Renesas MCUs leverage Arm technology for IoT use

  • October 7, 2020
  • Steve Rogerson

Japanese electronics company Renesas has launched Arm Cortex-M33-based MCUs for IoT applications. They combine Arm TrustZone technology with Renesas-enhanced secure crypto engine, octa memory interface and innovations that enable secure designs.

The expansion of Renesas’ RA6 microcontrollers sees nine more RA6M4 group MCUs, increasing the RA family to 42 MCUs. These 32bit MCUs boost operating performance up to 200MHz using the Cortex-M33 core based on Arm v8-M architecture with TrustZonetechnology.

The MCUs deliver optimised performance with security and connectivity supported by a flexible software package (FSP). In addition, the Renesas partner ecosystem offers software and hardware building blocks that work out-of-the-box with RA6M4 MCUs and FSP to address Industrial 4.0, building automation, metering, healthcare and home appliance applications.

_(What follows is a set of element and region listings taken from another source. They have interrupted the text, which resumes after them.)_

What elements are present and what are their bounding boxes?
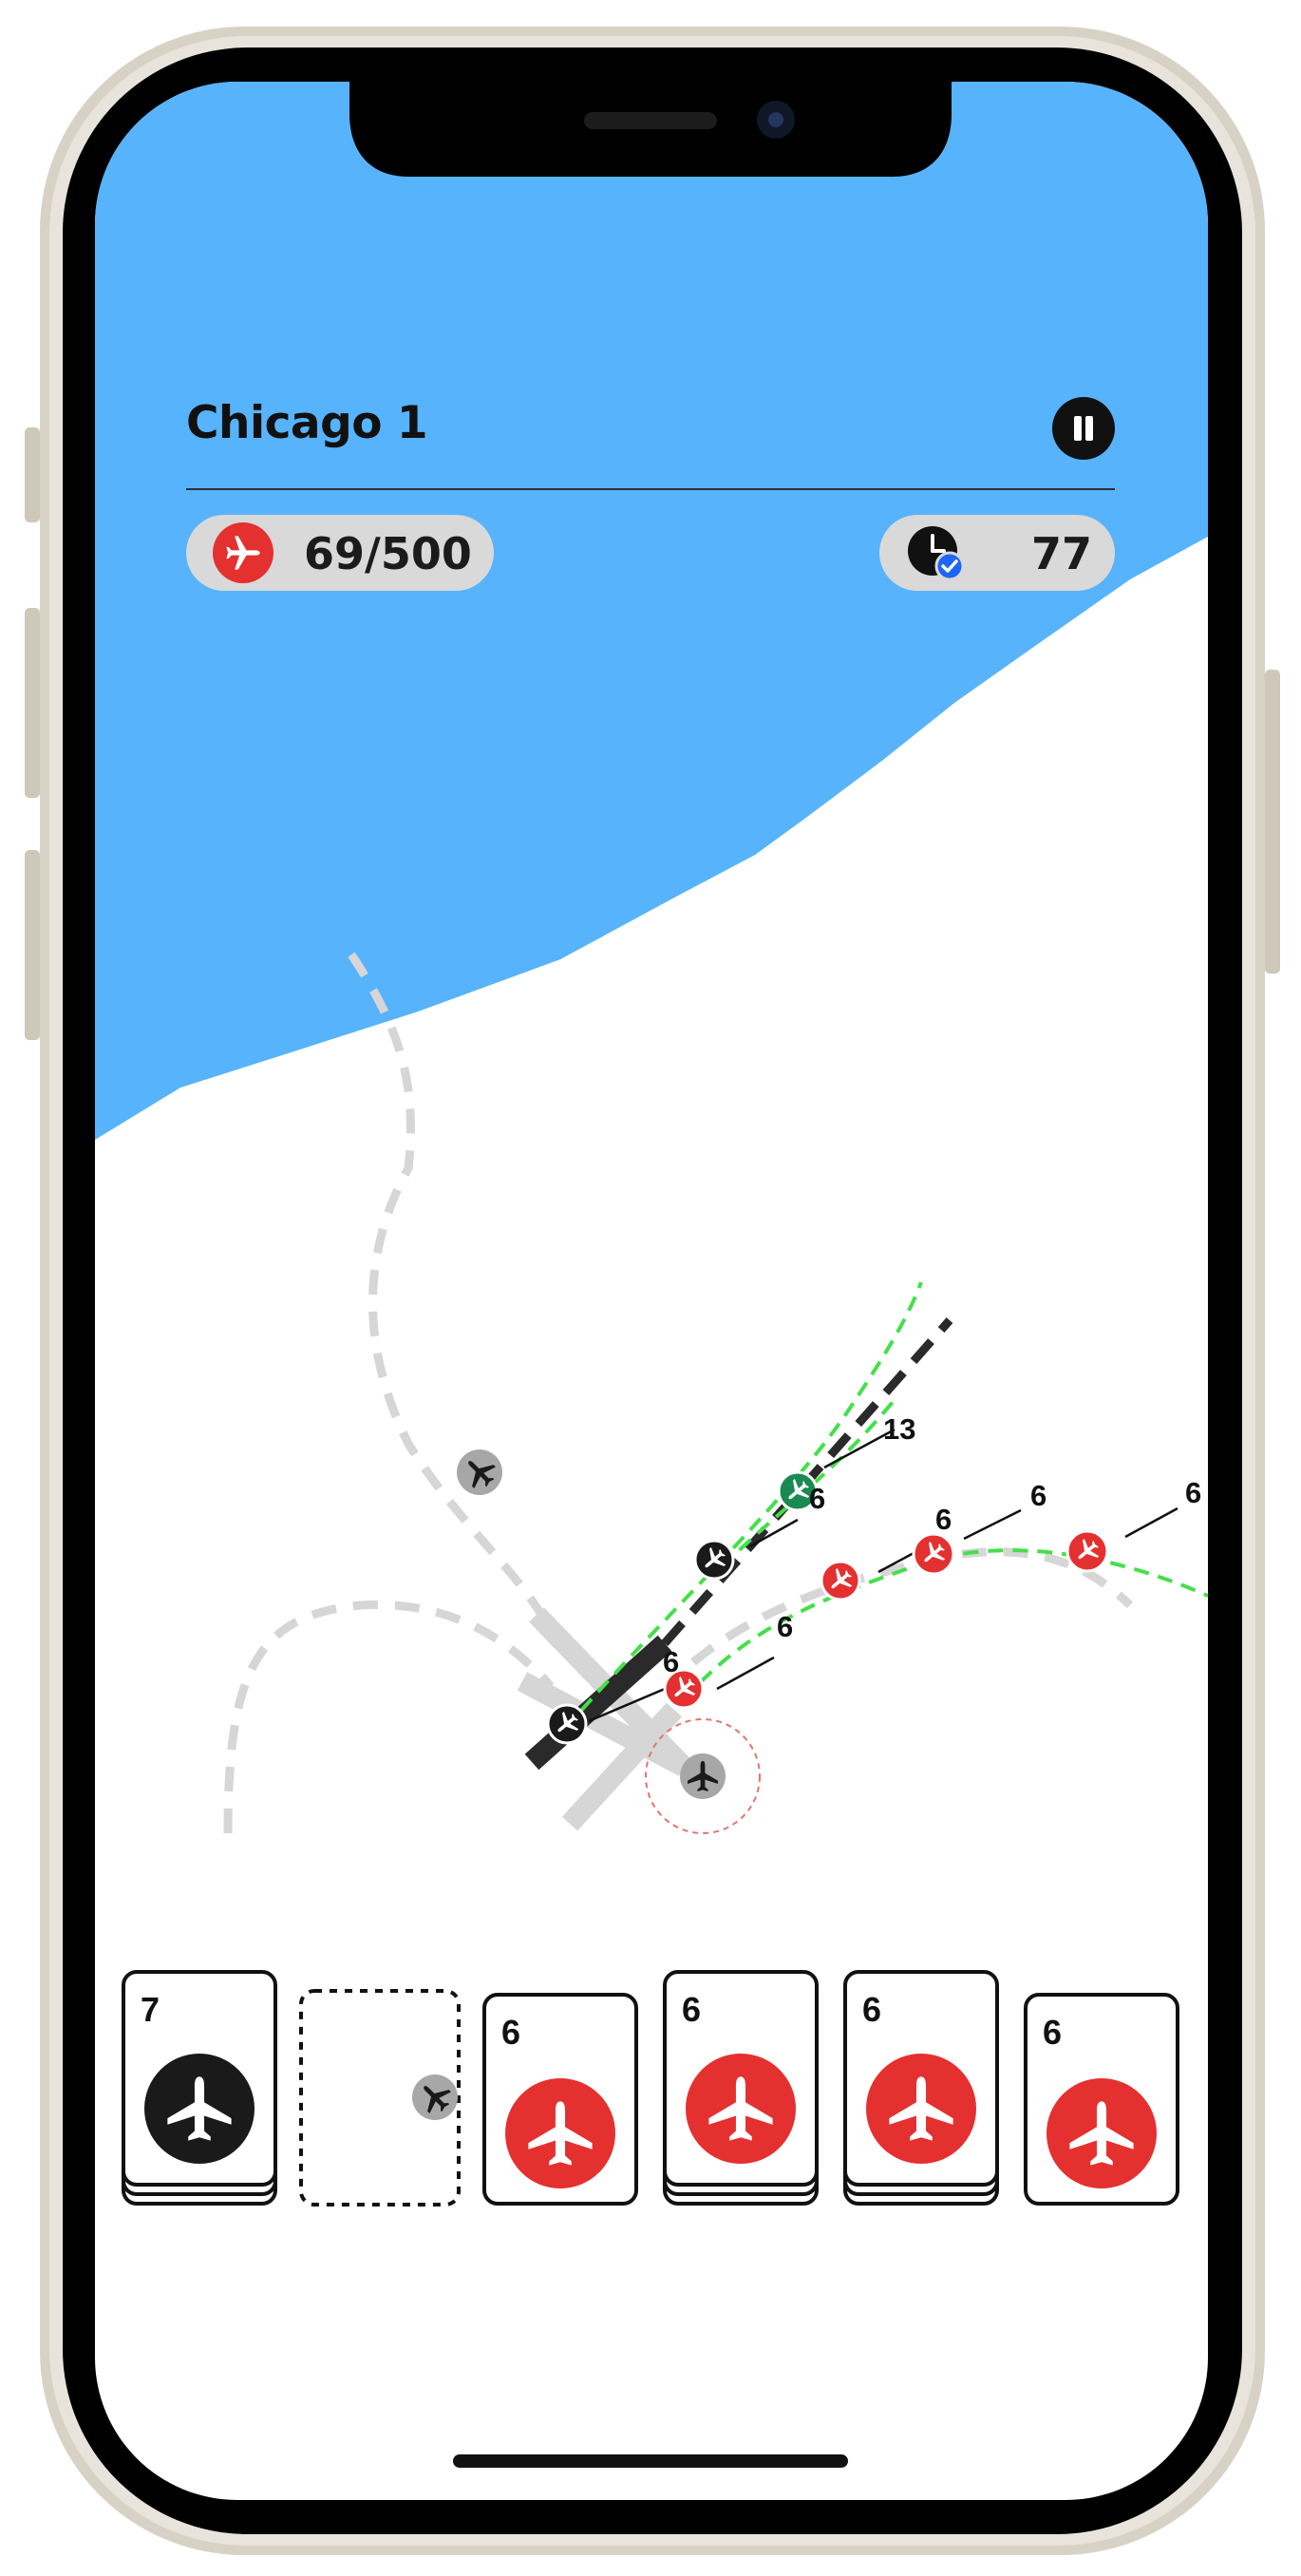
level-title: Chicago 1 (186, 397, 428, 449)
clock-check-icon (908, 526, 965, 581)
planes-landed-value: 69/500 (304, 528, 472, 579)
header-divider (186, 488, 1115, 490)
airplane-icon (213, 522, 273, 583)
pause-icon[interactable] (1052, 397, 1115, 460)
time-value: 77 (1030, 528, 1092, 579)
time-counter: 77 (879, 515, 1115, 591)
planes-counter: 69/500 (186, 515, 494, 591)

With strong security, connectivity, large embedded RAM with parity and ECC, low power consumption, and the Arm developer and tools ecosystem, the MCUs can speed the development of intelligent IoT edge and endpoint devices. The company’s enhanced secure crypto engine delivers security, incorporating multiple symmetric and asymmetric cryptography accelerators, key management, security lifecycle management, tamper detection, and increased resistance to side-channel attack, in addition to TrustZone technology.

These integrated security features make the MCUs suitable for connected applications, and let users realise lower costs and secure element functionality in their IoT designs.

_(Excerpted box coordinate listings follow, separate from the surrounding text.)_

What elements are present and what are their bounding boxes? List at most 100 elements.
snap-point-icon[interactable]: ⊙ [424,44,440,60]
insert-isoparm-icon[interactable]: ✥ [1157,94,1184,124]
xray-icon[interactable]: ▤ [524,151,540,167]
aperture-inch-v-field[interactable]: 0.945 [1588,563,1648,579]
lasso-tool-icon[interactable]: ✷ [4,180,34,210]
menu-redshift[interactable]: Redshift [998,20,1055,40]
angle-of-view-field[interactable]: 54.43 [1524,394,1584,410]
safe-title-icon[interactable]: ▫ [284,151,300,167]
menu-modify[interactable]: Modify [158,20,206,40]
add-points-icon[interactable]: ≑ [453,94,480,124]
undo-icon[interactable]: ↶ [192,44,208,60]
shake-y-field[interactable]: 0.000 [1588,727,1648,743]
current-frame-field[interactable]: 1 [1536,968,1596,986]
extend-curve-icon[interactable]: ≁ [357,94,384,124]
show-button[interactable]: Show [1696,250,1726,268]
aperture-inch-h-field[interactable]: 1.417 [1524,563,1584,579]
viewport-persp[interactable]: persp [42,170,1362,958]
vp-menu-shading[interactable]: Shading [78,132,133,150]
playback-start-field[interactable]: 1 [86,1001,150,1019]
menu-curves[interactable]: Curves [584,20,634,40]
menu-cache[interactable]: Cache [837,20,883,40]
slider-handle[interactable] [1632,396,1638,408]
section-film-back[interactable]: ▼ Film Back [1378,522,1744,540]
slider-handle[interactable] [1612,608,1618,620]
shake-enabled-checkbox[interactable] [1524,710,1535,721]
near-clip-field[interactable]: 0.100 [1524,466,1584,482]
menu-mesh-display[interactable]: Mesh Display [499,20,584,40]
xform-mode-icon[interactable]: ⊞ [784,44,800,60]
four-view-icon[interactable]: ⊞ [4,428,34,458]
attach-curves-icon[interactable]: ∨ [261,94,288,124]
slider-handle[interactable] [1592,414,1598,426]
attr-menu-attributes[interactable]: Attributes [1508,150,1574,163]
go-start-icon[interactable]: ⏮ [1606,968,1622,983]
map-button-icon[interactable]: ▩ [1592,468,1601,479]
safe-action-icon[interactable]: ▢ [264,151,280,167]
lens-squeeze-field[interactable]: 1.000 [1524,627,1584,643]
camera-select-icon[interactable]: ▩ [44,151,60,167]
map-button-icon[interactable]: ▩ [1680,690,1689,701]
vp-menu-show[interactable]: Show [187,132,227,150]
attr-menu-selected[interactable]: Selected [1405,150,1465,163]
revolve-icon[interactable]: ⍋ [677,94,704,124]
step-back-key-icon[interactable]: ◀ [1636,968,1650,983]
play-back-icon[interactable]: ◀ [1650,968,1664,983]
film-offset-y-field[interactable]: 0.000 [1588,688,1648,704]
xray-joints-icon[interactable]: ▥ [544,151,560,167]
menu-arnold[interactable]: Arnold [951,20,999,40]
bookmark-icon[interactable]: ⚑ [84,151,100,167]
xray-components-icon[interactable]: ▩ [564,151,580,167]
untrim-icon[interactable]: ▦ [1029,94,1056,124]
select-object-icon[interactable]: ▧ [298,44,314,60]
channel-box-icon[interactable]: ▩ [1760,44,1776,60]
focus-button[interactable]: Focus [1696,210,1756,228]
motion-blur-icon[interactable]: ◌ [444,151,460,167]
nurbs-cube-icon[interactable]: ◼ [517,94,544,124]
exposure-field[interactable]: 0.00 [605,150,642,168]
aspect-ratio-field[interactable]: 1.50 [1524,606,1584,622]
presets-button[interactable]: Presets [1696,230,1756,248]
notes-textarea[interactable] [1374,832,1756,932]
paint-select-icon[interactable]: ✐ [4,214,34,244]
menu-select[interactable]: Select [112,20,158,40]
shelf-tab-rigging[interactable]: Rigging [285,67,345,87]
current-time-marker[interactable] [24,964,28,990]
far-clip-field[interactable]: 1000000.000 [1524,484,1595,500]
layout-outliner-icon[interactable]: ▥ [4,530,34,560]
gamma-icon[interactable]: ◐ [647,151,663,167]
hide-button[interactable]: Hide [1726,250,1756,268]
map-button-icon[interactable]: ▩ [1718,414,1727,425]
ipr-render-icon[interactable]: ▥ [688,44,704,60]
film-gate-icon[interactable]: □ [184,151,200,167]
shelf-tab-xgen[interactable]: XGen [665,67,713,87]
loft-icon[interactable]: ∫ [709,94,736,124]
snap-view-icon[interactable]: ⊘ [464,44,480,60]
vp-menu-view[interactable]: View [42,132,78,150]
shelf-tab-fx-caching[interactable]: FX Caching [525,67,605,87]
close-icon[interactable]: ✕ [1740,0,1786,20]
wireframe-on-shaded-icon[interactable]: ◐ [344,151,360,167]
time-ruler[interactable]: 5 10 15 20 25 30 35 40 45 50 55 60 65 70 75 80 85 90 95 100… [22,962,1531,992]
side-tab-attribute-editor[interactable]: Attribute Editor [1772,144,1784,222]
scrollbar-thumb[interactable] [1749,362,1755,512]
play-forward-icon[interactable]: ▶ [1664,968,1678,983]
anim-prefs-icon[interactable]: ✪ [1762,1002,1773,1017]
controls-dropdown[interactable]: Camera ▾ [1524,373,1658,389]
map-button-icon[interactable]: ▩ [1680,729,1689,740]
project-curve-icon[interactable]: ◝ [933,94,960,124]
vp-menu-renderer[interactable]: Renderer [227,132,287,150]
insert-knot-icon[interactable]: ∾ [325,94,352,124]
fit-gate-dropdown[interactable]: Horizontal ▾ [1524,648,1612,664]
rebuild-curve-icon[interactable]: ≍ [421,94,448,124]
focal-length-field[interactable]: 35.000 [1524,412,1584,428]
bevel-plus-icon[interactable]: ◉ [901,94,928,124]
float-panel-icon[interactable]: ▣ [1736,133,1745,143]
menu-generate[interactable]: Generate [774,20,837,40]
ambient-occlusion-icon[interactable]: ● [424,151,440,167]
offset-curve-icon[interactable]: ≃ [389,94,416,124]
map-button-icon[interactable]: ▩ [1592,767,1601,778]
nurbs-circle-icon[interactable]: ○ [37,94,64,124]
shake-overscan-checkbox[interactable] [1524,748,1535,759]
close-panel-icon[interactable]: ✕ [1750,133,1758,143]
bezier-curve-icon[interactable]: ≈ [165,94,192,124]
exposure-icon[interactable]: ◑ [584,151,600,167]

“Delivering on our promise at the launch of the RA MCU Family last October, I’m proud to announce its expansion with the RA6M4 MCUs,” said Roger Wendelken, senior vice president at Renesas. “They offer customers best-in-class performance and security enhancements built with Arm Cortex-M33 cores that clearly deliver more memory, memory interface expansion, better power efficiency and wake-up time, and more connectivity options. We intend to delight our customers who appreciate the higher level of security and IoT connectivity that the RA6M4 MCU group brings with the confidence and ease of use that only comes by designing with Arm and securing with Arm TrustZone technology.”

Built on a 40nm process, the MCUs drive power consumption down to 99µA/MHz while running the CoreMark algorithm from flash. The MCUs also support wakeup times of 30µs from standby using an on-chip oscillator. Their integration up to 1Mbyte code flash memory and 256kbyte of SRAM (64kbyte with ECC) also make the MCUs suited to low power and safety applications.

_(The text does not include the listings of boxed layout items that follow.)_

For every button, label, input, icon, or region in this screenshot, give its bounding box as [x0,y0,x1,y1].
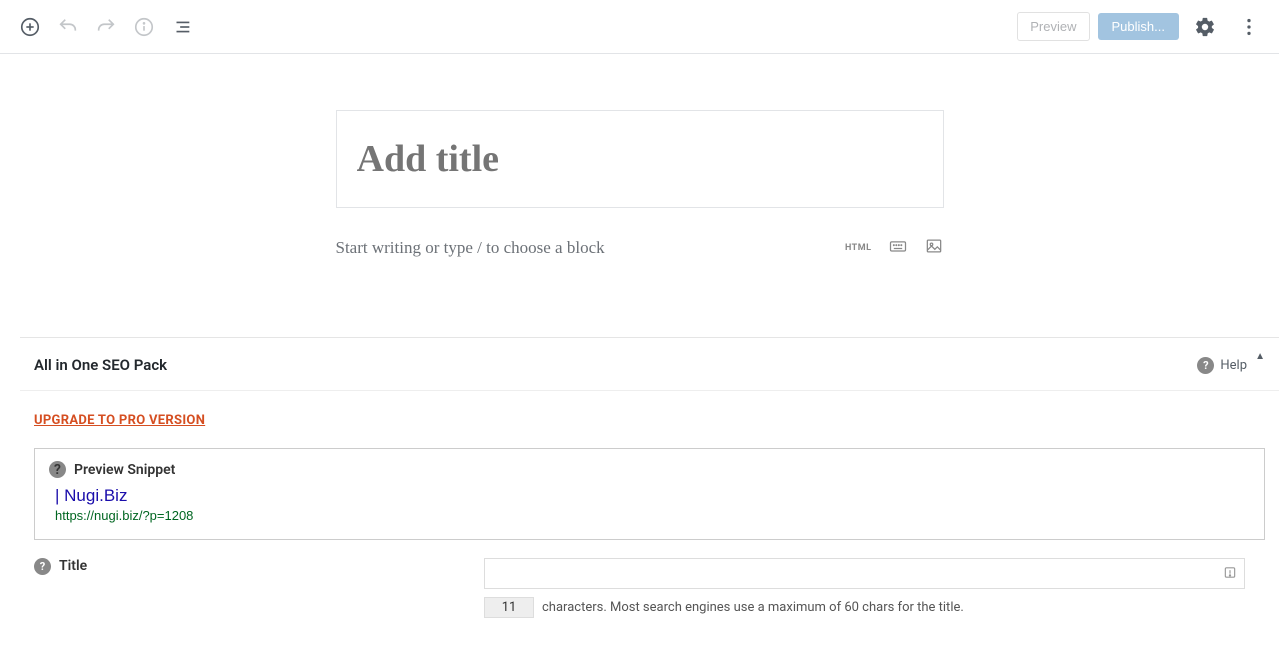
redo-button[interactable] [88,9,124,45]
editor-canvas: Start writing or type / to choose a bloc… [0,54,1279,260]
char-count-hint: characters. Most search engines use a ma… [542,600,964,615]
editor-toolbar: Preview Publish... [0,0,1279,54]
upgrade-pro-link[interactable]: UPGRADE TO PRO VERSION [34,413,205,428]
preview-snippet-label: Preview Snippet [74,462,175,478]
seo-help-link[interactable]: ? Help ▲ [1197,357,1265,374]
image-icon[interactable] [924,236,944,260]
more-options-button[interactable] [1231,9,1267,45]
undo-button[interactable] [50,9,86,45]
post-title-input[interactable] [336,110,944,208]
seo-panel-body: UPGRADE TO PRO VERSION ? Preview Snippet… [20,391,1279,636]
content-row: Start writing or type / to choose a bloc… [336,236,944,260]
preview-snippet-box: ? Preview Snippet | Nugi.Biz https://nug… [34,448,1265,540]
add-block-button[interactable] [12,9,48,45]
help-label: Help [1220,358,1247,373]
html-block-button[interactable]: HTML [845,243,872,253]
count-badge-icon [1223,564,1237,583]
help-circle-icon: ? [1197,357,1214,374]
help-circle-icon[interactable]: ? [49,461,66,478]
toolbar-left [12,9,200,45]
seo-title-field-group: 11 characters. Most search engines use a… [484,558,1265,618]
snippet-title: | Nugi.Biz [55,486,1250,506]
keyboard-icon[interactable] [888,236,908,260]
char-count-row: 11 characters. Most search engines use a… [484,597,1245,618]
info-button[interactable] [126,9,162,45]
settings-button[interactable] [1187,9,1223,45]
snippet-url: https://nugi.biz/?p=1208 [55,508,1250,523]
seo-title-row: ? Title 11 characters. Most search engin… [34,558,1265,618]
toolbar-right: Preview Publish... [1017,9,1267,45]
publish-button[interactable]: Publish... [1098,13,1179,40]
help-circle-icon[interactable]: ? [34,558,51,575]
seo-title-input-wrapper [484,558,1245,589]
char-count-value: 11 [484,597,534,618]
preview-button[interactable]: Preview [1017,12,1089,41]
collapse-triangle-icon[interactable]: ▲ [1255,351,1265,362]
outline-button[interactable] [164,9,200,45]
snippet-header: ? Preview Snippet [49,461,1250,478]
content-actions: HTML [845,236,944,260]
seo-panel-title: All in One SEO Pack [34,356,167,374]
content-placeholder[interactable]: Start writing or type / to choose a bloc… [336,238,605,258]
seo-panel-header: All in One SEO Pack ? Help ▲ [20,338,1279,391]
seo-title-label: Title [59,558,87,574]
seo-panel: All in One SEO Pack ? Help ▲ UPGRADE TO … [20,337,1279,666]
seo-title-input[interactable] [484,558,1245,589]
seo-title-label-group: ? Title [34,558,474,618]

“IoT edge and endpoint technologies are opening up new opportunities for developers to build smaller devices, with greater privacy and less dependence on the cloud,” said Dipti Vachani, senior vice president at Arm. “The RA6M4 MCUs move intelligence closer to the data, with Arm TrustZone technology built in to ensure privacy and data integrity, helping securely accelerate the growth of IoT.”

The FSP lets engineers re-use their legacy code and combine it with software from partners across the Arm ecosystem to speed implementation of complex connectivity and security functions. It includes Free RTOS and middleware, offering a device-to-cloud option for developers. These out-of-box options can be replaced and expanded with any other RTOS or middleware.

The FSP provides a host of efficiency enhancing tools for developing projects targeting the MCUs. The e2 Studio integrated development environment provides a familiar development cockpit from which the key steps of project creation, module selection and configuration, code development, code generation, and debugging are managed.